ICE-Verbindung von Solingen nach Berlin bleibt

Bahnverkehr : Solingen behält ICE-Verbindung nach Berlin

Der neue Winter-Fahrplan bereitete vielen Bahnkunden zuletzt Kopfzerbrechen. Der einzige ICE, mit dem man ohne Umsteigen in Hauptstadt kommt, war verschwunden. Jetzt kehrt er aber zurück. Die Bahn spricht von einem Irrtum.

Der neue Fahrplan der Deutschen Bahn AG, der ab Mitte Dezember gelten soll, war gerade wenige Stunden alt – da fühlten sich etliche Solinger Bahnkunden in der vergangenen Woche einmal mehr auf das sprichwörtliche Abstellgleis geschoben. Wer sich nämlich die vielen Abfahrts- und Ankunftszeiten etwas genauer anschaute, dem blieb nicht lange verborgen, dass am Solinger Hauptbahnhof ausgerechnet eine besonders wichtige Verbindung scheinbar ersatzlos gestrichen worden war.

Der ICE 853, der bislang die Klingenstadt an jedem Morgen ab 6.04 Uhr mit Berlin verbunden hatte, fehlte. Was wiederum bedeutet hätte, dass Solingen in Sachen Schienenverkehr endgültig von der Hauptstadt abgekoppelt worden wäre. Aber ganz so schlimm wird es am Ende wohl nicht kommen, gab es vonseiten der Bahn doch jetzt zunächst einmal wieder Entwarnung. Denn wie eine Sprecherin des Konzerns am Wochenende auf Nachfrage unserer Redaktion mitteilte, wird die Klingenstadt auch nach dem Fahrplanwechsel ihre einzige Direktverbindung nach Berlin behalten.

„Die Änderung wurde irrtümlich in den neuen Fahrplan aufgenommen und wird in den kommenden Tagen korrigiert“, hieß es aus der NRW-Zentrale der Bahn in Düsseldorf. So werde der Morgenzug genauso bestehen bleiben wie jener ICE in umgekehrter Richtung, der nachmittags in der Hauptstadt losfährt und am späten Abend Solingen erreicht.

Tatsächlich, so die Bahn-Sprecherin, gebe es augenblicklich zwar viele Baustellen, die wiederum zur Folge hätten, dass Verbindungen zeitweise ausgesetzt beziehungsweise Züge umgeleitet werden müssten. Gleichwohl sei vonseiten der Bahn AG aber nicht geplant, den Zugverkehr zwischen der bergischen Region und Berlin auszudünnen.

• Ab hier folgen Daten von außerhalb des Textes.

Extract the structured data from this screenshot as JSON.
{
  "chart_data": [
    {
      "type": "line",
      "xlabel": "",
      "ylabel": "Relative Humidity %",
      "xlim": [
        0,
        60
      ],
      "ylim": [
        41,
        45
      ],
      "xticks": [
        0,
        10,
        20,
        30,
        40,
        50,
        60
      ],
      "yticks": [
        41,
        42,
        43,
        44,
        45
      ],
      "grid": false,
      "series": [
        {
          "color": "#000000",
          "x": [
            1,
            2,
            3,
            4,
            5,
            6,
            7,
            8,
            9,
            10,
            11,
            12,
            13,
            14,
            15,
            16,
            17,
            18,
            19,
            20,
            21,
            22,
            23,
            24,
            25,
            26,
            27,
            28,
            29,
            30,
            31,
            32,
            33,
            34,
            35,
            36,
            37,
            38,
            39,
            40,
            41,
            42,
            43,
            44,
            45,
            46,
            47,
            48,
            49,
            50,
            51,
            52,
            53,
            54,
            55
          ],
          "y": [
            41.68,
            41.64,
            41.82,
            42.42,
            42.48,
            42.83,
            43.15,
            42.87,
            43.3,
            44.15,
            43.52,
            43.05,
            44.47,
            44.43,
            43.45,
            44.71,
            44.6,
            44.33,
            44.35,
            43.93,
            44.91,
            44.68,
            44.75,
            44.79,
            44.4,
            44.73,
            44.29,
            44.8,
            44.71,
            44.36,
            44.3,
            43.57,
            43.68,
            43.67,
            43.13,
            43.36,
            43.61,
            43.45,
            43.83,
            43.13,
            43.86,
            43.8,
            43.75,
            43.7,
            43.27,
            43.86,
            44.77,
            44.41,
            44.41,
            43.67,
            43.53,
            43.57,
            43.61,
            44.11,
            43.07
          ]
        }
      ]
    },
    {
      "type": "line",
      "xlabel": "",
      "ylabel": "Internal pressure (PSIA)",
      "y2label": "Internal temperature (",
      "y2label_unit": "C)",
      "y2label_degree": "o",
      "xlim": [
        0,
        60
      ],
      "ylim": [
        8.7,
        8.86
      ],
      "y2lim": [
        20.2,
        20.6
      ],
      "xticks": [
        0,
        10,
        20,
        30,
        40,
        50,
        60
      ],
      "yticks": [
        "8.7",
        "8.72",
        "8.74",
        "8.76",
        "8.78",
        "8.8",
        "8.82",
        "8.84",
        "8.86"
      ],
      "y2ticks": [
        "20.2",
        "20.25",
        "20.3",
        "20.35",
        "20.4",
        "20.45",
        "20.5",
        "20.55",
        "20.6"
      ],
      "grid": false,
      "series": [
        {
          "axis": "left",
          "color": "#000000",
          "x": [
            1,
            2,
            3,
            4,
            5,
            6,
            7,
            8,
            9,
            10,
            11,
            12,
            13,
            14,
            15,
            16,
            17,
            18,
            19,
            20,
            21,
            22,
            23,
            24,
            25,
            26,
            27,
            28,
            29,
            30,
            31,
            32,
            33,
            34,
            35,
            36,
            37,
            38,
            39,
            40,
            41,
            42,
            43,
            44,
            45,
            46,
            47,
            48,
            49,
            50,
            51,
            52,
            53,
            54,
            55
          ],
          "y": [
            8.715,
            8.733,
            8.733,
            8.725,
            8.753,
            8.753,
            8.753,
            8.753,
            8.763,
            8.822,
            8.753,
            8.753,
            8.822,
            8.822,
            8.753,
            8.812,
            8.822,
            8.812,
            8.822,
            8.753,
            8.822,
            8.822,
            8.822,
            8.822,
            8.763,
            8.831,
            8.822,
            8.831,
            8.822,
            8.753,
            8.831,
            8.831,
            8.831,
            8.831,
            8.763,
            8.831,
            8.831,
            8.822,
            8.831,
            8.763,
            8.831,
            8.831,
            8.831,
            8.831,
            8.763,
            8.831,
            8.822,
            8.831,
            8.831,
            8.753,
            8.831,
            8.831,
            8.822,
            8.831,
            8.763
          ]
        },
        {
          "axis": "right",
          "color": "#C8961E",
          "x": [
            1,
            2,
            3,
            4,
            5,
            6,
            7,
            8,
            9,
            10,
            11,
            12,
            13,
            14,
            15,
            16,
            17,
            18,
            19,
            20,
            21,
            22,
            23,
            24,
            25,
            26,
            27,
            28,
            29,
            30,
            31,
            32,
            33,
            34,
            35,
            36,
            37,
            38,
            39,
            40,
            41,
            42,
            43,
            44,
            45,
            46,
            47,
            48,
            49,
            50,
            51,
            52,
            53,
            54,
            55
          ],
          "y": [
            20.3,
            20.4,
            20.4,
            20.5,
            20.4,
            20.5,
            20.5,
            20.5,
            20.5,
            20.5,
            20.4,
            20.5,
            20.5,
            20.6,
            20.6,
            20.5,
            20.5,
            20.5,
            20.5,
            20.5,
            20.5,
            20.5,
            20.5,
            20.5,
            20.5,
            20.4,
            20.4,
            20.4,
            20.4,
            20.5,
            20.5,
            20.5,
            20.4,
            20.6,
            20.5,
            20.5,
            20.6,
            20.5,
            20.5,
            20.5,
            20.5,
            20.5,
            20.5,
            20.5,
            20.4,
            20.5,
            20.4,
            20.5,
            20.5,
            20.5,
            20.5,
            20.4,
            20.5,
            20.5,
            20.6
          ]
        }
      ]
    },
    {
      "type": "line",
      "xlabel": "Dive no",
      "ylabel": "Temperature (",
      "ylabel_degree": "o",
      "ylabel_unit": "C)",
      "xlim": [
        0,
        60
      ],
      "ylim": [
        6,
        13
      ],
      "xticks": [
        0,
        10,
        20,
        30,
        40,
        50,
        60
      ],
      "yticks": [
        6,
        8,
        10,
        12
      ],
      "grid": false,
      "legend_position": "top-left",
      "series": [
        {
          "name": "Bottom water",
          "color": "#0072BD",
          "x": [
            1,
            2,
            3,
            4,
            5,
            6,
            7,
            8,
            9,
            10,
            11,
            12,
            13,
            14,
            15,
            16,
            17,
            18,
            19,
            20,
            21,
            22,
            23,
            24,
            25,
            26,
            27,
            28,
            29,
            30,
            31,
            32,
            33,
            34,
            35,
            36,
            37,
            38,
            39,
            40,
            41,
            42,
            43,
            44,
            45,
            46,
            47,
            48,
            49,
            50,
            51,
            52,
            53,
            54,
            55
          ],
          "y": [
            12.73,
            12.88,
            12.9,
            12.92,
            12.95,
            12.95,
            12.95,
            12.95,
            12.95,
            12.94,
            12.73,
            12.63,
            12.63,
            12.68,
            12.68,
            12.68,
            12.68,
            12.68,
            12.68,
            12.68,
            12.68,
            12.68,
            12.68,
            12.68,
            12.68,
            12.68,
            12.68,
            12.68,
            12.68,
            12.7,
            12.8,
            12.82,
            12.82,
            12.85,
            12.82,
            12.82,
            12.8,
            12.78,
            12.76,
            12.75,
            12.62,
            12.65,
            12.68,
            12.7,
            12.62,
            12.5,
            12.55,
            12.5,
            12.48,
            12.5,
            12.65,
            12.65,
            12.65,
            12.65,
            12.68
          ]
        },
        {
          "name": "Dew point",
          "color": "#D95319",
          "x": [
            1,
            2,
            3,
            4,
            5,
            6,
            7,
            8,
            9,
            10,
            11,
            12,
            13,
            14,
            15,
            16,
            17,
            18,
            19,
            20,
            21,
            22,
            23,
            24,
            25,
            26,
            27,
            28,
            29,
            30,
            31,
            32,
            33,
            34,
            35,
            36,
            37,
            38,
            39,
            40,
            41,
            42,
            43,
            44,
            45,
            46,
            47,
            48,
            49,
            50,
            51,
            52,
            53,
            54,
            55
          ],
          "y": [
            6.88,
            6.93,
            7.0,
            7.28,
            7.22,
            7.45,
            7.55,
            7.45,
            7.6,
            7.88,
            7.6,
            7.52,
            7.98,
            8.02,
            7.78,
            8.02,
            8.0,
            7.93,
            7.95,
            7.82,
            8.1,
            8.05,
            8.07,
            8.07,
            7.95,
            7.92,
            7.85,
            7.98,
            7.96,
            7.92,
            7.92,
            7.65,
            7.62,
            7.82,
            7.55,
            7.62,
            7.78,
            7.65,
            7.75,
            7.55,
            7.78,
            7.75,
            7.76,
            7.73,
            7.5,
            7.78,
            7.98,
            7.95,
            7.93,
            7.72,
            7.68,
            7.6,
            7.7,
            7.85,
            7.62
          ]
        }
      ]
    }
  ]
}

Damit dürften sich bis auf Weiteres auch die schlimmsten Befürchtungen von Reiner Nießen, Vorsitzender des Verkehrclubs Deutschland (VCD) im Bergischen Land, erledigt haben. Schon seit Jahren setzen sich Nießen und der Verkehrsclub für einen Ausbau der Bahnverbindungen ein, weswegen der erste Schrecken über die vermeintlich vorgenommene Zug-Streichung entsprechend groß war. Dies sei ein völlig falsches Zeichen, hatte der VCD-Chef beispielsweise unmittelbar nach der Bekanntgabe des neuen Fahrplans und vor der nun erfolgten Korrektur betont.

Wobei aus Sicht des VCD auch nach der Rücknahme nach wie vor Handlungsbedarf besteht. So spricht sich der Verband bereits seit vielen Jahren für eine konsequente Stärkung des Schienenverkehrs aus, da nach Überzeugung des Verkehrsclubs nur darin der Schlüssel für eine nachhaltige Mobilitätswende zu finden ist.

Demzufolge wurden die zuletzt umgesetzten Verbesserungen am Solinger Hauptbahnhof vom VCD prinzipiell begrüßt. Dort hatte die Bahn für umfassende Sanierungen über neun Millionen Euro in die Hand genommen, was allein aber noch nicht reicht, mehr Pendler und Reisende dauerhaft zum Umstieg vom Auto auf den Zug zu bewegen.

Darum investiert die Bahn AG weiter in die Infrastruktur. Was allerdings noch eine ganze Weile zu Ärger führen dürfte. So war Solingen in diesem Jahr gleich für mehrere Monate in Gänze vom ICE-Netz abgehängt. Der Grund: In der Nähe von Bielefeld mussten einige Brückenbauwerke instand gesetzt werden, so dass der Zugverkehr aus dem Bergischen Land in Richtung Osten unterbrochen war.